Wednesday, December 30, 2015

Fea: "To Be Faithful to Jesus or Secular Paganism?"

From John Fea here. A taste:
In case you have not heard, "secular pagans" are rewriting American history and having "difficulty embracing the facts of history."

I am apparently one of these secular pagans.

In the latest example of the Christian Right's failure to fully grasp the complexity of the American founding, David Lane of the American Renewal Project has chosen to criticize me at the website of the Christian magazine Charisma.  

I have written about Lane before.  I am quoted in a recent Reuters piece about Lane and his attempt to get evangelical ministers to run for political office.  I also wrote a blog post in the wake of that article.  Yet Lane does not want to address those articles.  Instead, he has chosen to focus on a recent interview I did with National Public Radio that appeared over Thanksgiving weekend.


Tom Van Dyke said...

In the latest example of the Christian Right's failure to fully grasp the complexity

With this undifferentiated attack on the 'Christian Right,' Dr.
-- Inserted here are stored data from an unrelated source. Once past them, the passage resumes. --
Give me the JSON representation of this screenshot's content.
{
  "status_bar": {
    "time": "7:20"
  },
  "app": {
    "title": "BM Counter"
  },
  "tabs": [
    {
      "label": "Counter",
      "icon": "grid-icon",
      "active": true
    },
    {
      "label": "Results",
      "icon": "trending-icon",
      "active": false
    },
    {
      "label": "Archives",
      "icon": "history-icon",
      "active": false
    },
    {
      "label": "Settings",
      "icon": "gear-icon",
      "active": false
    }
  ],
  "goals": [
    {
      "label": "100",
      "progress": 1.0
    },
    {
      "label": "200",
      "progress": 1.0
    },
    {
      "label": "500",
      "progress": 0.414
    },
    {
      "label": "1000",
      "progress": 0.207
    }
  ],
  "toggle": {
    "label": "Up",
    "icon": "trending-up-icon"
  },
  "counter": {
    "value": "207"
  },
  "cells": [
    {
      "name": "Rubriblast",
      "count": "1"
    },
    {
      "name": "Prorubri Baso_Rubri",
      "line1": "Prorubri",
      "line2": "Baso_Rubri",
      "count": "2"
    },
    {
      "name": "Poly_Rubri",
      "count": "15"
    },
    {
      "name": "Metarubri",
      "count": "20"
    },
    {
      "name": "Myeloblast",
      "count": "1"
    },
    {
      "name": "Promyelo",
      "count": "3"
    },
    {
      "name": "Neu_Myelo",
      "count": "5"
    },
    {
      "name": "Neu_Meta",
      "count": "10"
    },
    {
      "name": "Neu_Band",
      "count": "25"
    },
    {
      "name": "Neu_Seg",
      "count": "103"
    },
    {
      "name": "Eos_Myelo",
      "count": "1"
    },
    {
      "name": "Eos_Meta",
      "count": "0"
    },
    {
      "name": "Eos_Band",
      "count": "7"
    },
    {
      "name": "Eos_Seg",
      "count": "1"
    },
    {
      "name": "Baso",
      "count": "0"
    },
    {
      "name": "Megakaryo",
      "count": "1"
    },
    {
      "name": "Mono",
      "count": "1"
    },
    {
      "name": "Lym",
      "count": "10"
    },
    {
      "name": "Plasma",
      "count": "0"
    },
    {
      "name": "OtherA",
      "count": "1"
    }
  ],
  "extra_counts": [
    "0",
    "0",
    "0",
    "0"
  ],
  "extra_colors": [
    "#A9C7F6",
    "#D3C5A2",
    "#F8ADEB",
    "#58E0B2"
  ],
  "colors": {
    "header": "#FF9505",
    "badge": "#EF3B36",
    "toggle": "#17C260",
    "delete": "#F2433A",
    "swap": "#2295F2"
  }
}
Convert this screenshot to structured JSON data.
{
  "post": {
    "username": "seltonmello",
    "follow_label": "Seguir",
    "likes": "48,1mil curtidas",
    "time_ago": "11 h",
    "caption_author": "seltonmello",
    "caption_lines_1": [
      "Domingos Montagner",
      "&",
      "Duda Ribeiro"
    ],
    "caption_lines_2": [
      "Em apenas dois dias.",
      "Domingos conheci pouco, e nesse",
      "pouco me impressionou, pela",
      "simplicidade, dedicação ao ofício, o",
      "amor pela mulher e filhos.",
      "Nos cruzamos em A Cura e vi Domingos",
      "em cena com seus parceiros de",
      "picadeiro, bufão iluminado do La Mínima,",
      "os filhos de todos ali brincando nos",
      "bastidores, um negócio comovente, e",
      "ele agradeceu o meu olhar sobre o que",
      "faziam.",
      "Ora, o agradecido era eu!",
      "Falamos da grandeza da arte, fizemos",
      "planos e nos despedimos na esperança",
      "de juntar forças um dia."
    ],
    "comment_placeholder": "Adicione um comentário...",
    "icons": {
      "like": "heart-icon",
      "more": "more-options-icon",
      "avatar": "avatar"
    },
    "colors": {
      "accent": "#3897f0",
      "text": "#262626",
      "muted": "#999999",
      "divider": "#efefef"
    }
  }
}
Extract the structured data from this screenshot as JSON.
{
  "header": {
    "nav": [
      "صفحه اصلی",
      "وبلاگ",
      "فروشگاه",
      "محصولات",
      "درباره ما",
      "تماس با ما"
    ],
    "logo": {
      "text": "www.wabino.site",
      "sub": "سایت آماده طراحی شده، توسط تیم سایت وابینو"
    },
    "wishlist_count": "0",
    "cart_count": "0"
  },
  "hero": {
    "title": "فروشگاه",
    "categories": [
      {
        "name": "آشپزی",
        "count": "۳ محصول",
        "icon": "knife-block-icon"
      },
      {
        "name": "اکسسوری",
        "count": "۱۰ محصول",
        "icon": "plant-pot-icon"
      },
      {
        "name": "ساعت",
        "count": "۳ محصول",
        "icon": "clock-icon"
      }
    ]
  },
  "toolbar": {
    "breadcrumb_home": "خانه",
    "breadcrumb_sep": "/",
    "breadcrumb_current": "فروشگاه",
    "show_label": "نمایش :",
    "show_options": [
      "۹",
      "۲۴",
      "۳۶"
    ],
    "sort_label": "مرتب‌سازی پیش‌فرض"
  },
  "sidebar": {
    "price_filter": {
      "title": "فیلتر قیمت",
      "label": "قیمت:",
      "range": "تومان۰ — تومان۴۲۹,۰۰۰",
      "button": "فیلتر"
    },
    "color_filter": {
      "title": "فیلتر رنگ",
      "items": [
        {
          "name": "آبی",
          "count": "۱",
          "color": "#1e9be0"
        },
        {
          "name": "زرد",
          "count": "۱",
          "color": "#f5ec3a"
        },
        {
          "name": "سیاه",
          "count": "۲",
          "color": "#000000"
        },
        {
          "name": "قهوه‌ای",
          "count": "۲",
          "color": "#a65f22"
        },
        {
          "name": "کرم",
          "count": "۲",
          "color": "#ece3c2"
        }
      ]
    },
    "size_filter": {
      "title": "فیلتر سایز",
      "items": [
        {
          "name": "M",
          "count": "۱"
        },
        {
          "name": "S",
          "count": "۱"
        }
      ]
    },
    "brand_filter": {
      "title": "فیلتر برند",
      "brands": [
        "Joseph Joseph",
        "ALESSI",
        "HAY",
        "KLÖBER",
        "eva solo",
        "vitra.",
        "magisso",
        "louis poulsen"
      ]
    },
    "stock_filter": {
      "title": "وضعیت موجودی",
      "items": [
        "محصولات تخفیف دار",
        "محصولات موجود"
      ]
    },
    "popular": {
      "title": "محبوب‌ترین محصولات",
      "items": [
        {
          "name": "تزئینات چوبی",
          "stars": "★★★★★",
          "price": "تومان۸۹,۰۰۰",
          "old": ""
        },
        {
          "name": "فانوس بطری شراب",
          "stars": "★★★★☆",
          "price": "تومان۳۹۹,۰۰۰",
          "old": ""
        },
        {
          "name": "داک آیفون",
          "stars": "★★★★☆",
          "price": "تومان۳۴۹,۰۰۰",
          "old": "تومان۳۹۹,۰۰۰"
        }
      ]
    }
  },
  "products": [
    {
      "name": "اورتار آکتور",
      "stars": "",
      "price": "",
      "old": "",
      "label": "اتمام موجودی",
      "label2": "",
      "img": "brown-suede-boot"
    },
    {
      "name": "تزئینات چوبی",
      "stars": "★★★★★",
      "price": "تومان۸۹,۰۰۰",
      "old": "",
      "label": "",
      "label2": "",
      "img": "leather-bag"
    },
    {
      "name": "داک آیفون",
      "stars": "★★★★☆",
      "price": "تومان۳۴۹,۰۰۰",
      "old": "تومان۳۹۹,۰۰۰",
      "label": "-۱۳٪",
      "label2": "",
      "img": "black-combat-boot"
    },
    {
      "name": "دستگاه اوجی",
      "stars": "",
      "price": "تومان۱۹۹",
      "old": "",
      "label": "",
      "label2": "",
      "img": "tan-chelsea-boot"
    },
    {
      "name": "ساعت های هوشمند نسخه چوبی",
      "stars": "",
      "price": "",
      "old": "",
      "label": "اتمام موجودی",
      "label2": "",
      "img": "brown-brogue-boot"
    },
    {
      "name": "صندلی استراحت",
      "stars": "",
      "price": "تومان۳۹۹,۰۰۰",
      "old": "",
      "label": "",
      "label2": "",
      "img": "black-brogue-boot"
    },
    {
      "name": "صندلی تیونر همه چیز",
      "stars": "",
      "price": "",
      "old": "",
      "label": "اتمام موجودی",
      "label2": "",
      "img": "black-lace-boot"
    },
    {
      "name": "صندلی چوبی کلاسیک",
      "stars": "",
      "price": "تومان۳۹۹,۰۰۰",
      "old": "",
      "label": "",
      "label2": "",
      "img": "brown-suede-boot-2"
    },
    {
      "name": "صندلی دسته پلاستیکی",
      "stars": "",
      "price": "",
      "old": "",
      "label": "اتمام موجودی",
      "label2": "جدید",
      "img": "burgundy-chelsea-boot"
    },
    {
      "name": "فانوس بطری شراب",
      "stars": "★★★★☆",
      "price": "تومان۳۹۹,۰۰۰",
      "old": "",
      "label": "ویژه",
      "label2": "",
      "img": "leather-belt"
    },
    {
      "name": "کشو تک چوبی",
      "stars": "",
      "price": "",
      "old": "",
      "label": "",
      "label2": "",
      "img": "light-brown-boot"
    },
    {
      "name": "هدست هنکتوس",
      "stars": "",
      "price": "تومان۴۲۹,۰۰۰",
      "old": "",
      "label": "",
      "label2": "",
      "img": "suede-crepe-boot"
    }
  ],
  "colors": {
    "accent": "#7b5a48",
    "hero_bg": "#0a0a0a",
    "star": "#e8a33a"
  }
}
Fea continues his undisguised and disappointing descent into the 'Christian Left.'

Since you've discontinued comments at your own blog, John, this is the only place to call you out. You are of the 'Left.' Kindly 'fess up, and drop the fiction of scholarly dispassionate 'analysis.' You voted for Obama twice and will vote for Hillary.

Geez, man. This wasn't even that good an attack. "The latest example" is a cheap phrase. One could say your post is the "latest example" of how the Left bottom-feeds on the worst of the Right to convince themselves they're not scum-suckers themselves.

No offense.

JMS said...

Tom – your critique of John Fea’s response to David Lane’s cherry-picking polemic is very unfair. The conflict is not about Left vs. Right, but a polemicist (Lane) criticizing a historian (Fea).

As Fea emphasizes in his book and blogposts, history is complex. The main problem with Lane’s dualistic thinking is his “failure to fully grasp the complexity of the American founding.” Positing the either/or “to be faithful to Jesus or to pagan secularism” is a blind alley in terms of historical understanding, while Fea’s non-dualistic and non-judgmental approach encourages historical thinking by making us wary of simple explanations.